Снова в дураках | страница 10



И все же... и все же. Он никогда ее не целовал. Ни разу. Честность заставила Женевьеву признать, что чаще казалось, что он удивлен, а не сражен желанием. Она села перед своим туалетном столиком и взглянула в зеркало. Все джентльмены выказывали ей лестное внимание; она только что получила стихотворение, в котором ее называли "лимонной сияющей богиней" (странная фраза, но она по достоинству оценила усилия писавшего). Итак, почему же Фелтон не делал того же самого? Возможно, проблема состояла в том, что она выглядела такой утомительно молодой, все из-за ее предательски курносого носа. Она просто не была похожа на энергичную вдовушку. На миниатюрную Венеру тоже. Это было пределом ее желаний. Но даже стремительная смена одежды, которую она смогла купить, не преобразила ее в то, о чем она мечтала.
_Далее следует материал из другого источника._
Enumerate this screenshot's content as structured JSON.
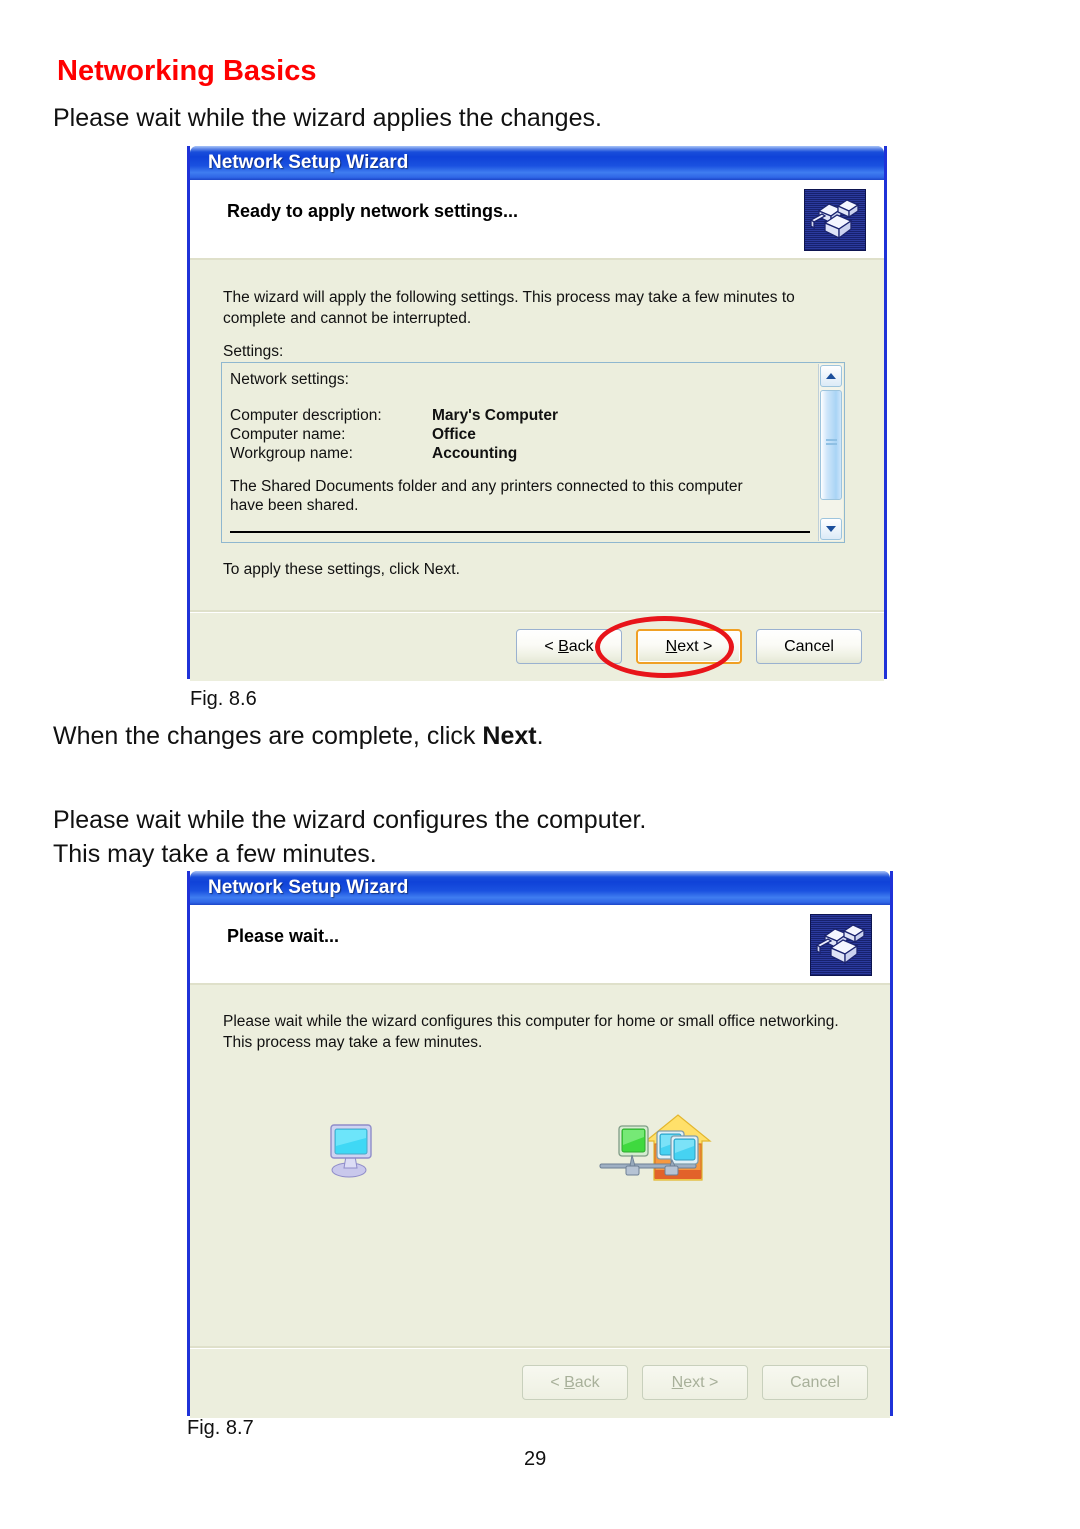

- Ваш самый первый публичный выход после снятия траура! - радостно заметила ее личная горничная, выскакивая из-за плеча Женевьевы. - Хотите надеть греческую тунику, мадам, или, возможно, сиреневое платье с нижней юбкой?

Женевьева прекратила попытки соорудить из того, что даровано ей природой, нечто обольстительное.

- Тебе не кажется, что я выглядела бы более ярко, если бы подчернила брови? - спросила она.

Элиза поморщилась.

- Скорее, наоборот, - вынесла та приговор. Элиза не обладала ни малейшим даром смягчать сказанное.

Женевьева задумалась. Возможно, Фелтон никогда не пытался ее поцеловать, поскольку в ней не было ничего интригующего. Вот сейчас ее наряд находился на самом острие моды, а она продолжала оставаться сама собой. Это действительно удручало.

- Оденьте тунику, мадам, - убеждала Элиза. - В ней вы будете выглядеть замечательно, это я вам обещаю.

Греческую тунику только что доставили из магазина мадам Бодери. Она была сшита из французского шелка приглушенного золотистого цвета, мерцающего всякий раз, когда Женевьева двигалась, квадратный вырез на груди был весьма глубок, но самым эффектным, с точки зрения Женевьевы, был короткий шлейф.

Как только платье было надето, она почувствовала, что хорошее настроение понемногу к ней возвращается. Ее грудь, похоже, была готова выскочить из корсажа, что слегка смущало, но, по крайней мере, она перестала быть похожей на школьницу.

- Элиза, я хотела бы вплести в волосы золотые бусинки, купленные мной в Пантеон-Базар[4].

Элиза нахмурилась. Она являлась еще одним "удачным" приобретение Эразмуса (горничная для леди, найденная на молочной ферме) и вечно пугалась, если перед ней ставили сколько-нибудь сложную задачу.